PR lain bagi Apple, ketika itu kualitas transfer USB 1.1 memerlukan minimal satu menit untuk memindahkan data 20MB di Flash Memory. Ini sangat lambat dan juga menguras daya. Menggunakan Mac yang sifatnya portabel, proses menyerupai ini bakal langsung menghabiskan baterainya hanya untuk memindahkan data beberapa ratus MB.
Apple kemudian menemukan solusinya, yaitu teknologi yang kemudian dipatenkan Apple dengan nama FireWire.
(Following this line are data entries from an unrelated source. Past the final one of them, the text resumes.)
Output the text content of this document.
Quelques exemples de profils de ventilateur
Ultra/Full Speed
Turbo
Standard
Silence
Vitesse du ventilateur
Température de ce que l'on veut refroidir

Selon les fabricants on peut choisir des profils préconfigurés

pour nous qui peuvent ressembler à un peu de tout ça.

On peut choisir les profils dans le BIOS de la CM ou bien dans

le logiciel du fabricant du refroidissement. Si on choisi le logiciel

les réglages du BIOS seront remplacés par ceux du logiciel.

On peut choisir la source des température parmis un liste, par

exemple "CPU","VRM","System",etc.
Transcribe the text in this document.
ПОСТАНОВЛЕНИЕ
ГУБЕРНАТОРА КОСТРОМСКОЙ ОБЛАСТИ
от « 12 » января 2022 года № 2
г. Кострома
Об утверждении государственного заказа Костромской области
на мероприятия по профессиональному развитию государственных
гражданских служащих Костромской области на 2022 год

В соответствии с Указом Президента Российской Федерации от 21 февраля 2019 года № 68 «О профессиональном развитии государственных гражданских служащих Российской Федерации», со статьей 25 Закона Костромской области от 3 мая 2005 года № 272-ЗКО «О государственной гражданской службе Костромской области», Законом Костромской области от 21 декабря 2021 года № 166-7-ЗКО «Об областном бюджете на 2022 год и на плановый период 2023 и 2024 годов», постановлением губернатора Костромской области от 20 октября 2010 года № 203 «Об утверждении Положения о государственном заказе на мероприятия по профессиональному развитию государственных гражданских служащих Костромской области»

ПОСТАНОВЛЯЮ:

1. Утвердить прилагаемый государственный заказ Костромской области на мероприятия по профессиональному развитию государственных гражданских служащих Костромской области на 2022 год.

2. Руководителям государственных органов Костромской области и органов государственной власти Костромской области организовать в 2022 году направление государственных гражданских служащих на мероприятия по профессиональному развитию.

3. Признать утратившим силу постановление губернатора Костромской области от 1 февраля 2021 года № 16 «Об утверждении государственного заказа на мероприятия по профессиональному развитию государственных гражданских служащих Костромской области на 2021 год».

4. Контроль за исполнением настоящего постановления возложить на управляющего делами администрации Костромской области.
Sistem ini sanggup memindahkan data 30 kali lebih cepat dari USB 1.1! Apple kemudian meneken kontrak dengan Toshiba untuk mendapat jalan masuk langsung terhadap hard drive kecil tersebut dengan tidak memperbolehkan perusahaan lain untuk menirunya (sangat khas Steve Jobs).
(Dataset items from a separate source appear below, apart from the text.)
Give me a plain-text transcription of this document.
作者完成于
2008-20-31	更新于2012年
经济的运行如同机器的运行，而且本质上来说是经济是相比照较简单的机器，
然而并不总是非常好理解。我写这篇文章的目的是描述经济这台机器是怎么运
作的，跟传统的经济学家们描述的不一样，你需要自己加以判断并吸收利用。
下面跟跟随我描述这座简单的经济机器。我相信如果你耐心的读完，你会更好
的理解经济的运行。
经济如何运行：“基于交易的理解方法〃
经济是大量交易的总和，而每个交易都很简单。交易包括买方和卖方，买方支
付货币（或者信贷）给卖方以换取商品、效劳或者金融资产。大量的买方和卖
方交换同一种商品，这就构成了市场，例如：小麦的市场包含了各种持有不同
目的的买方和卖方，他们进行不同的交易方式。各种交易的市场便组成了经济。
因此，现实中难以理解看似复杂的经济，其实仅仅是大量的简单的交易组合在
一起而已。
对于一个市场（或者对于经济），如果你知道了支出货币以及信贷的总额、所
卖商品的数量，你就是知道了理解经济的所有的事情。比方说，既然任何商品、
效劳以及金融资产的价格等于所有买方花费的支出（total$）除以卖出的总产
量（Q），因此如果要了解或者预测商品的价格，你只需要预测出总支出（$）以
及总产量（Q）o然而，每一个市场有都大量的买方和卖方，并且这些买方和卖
Untuk desain, menyerupai biasa iPod diserahkan pada tim milik Johnny Ive. Namun penemu scroll wheel iPad original yang sangat fenomenal itu ialah kepala pemasaran Apple, Phil Schiller. Ide Schiller, adanya scroll wheel ini memudahkan jari untuk menggulir lagu dengan cepat. Menurut Schiller, jari bakal capek bila disuruh menekan tombol terus menerus, tapi dengan bentuk wheel maka tangan akan lebih gampang menggulir hingga balasannya menemukan lagu yang diinginkan.
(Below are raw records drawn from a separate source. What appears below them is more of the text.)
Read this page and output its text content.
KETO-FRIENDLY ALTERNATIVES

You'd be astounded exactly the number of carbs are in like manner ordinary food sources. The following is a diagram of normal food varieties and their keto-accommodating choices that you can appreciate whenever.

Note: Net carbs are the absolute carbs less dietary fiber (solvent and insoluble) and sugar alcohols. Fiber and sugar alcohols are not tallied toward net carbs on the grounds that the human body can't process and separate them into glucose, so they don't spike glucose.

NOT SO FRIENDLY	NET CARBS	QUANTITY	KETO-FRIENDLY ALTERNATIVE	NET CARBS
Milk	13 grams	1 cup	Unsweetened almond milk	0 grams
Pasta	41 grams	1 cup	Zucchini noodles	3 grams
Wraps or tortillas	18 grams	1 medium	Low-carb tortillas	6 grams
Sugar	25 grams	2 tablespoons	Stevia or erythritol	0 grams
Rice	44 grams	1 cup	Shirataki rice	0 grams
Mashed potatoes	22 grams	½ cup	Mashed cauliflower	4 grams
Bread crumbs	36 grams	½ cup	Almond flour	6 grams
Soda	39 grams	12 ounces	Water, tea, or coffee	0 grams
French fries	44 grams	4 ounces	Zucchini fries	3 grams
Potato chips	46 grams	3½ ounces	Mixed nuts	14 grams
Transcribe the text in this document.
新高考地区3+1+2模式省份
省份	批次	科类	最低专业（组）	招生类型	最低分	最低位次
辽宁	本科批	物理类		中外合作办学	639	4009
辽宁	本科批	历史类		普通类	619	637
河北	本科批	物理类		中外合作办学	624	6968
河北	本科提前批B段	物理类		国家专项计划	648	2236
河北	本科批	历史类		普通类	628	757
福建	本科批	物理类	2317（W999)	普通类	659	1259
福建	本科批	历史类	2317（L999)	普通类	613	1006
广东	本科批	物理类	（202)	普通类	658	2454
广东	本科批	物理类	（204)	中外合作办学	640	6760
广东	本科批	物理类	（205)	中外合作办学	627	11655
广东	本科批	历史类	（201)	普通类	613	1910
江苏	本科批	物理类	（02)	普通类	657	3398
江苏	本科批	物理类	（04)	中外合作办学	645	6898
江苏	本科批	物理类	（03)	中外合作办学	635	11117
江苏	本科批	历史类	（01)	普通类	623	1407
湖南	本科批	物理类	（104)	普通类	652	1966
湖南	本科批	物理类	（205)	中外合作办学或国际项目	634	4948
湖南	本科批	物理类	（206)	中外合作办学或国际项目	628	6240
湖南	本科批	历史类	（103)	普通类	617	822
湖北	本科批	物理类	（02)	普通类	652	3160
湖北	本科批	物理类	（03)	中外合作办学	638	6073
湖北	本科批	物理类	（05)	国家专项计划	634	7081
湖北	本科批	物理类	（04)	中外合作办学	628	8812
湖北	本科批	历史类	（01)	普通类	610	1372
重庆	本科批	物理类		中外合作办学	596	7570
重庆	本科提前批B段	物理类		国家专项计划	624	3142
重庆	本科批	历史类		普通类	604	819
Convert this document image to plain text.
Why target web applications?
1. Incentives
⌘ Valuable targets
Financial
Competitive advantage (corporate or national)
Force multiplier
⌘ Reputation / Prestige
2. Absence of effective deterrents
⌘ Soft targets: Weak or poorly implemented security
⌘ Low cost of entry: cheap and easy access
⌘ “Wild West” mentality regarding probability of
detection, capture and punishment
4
Johnny Ive sendiri berfokus pada desain dan kesederhanaan. Konsep Ive – berbeda dengan pemutar MP3 pasaran – ialah jangan hingga perangkat ini menjadi ‘serbabisa’. iPod tidak memerlukan sambungan bluetooth, baterai yang sanggup dilepas, atau fitur-fitur lain yang membingungkan – Cukup memutar musik! Ive merancang iPod untuk sanggup dipakai dengan gampang dan sempurna serta terasa nyaman dalam genggaman pengguna. Alasan Ive, “Kami meluncurkan sebuah perangkat yang sebelumnya tidak dikenal oleh orang. Jika perangkat ini menunjukkan terlalu banyak hal yang sudah dimiliki perangkat lain, maka kami akan gagal total. Biarlah perangkat ini mempunyai satu saja kegunaan dan orang akan langsung sanggup menggunakannya untuk itu bahkan tanpa berguru sebelumnya!”
Pada tanggal 15 Oktober 2001, Apple mengirimkan ajakan kepada para jurnalis untuk menghadiri sebuah program di kantor pusatnya di Cupertino: “Selasa depan, Apple mengundang Anda ke program pembukaan sebuah breakthrough digital device – PS: Ini bukan Mac.”

iPod ternyata kemudian menjadi produk yang melebihi impian Steve Jobs dan Apple. Bagaimana kelanjutannya? Nantikan dalam Kisah Silicon Valley #17 – Perang Musik Digital: Fenomena iTunes dan iPod
Referensi
Arthur, Charles. (2013). Digital Wars – Apple, Google, Microsoft, dan Pertempuran Meraih Kekuasaan atas Internet. PT. Elex Media Komputindo
Isaacson, Walter. (2011). Steve Jobs. Simon & Schuster.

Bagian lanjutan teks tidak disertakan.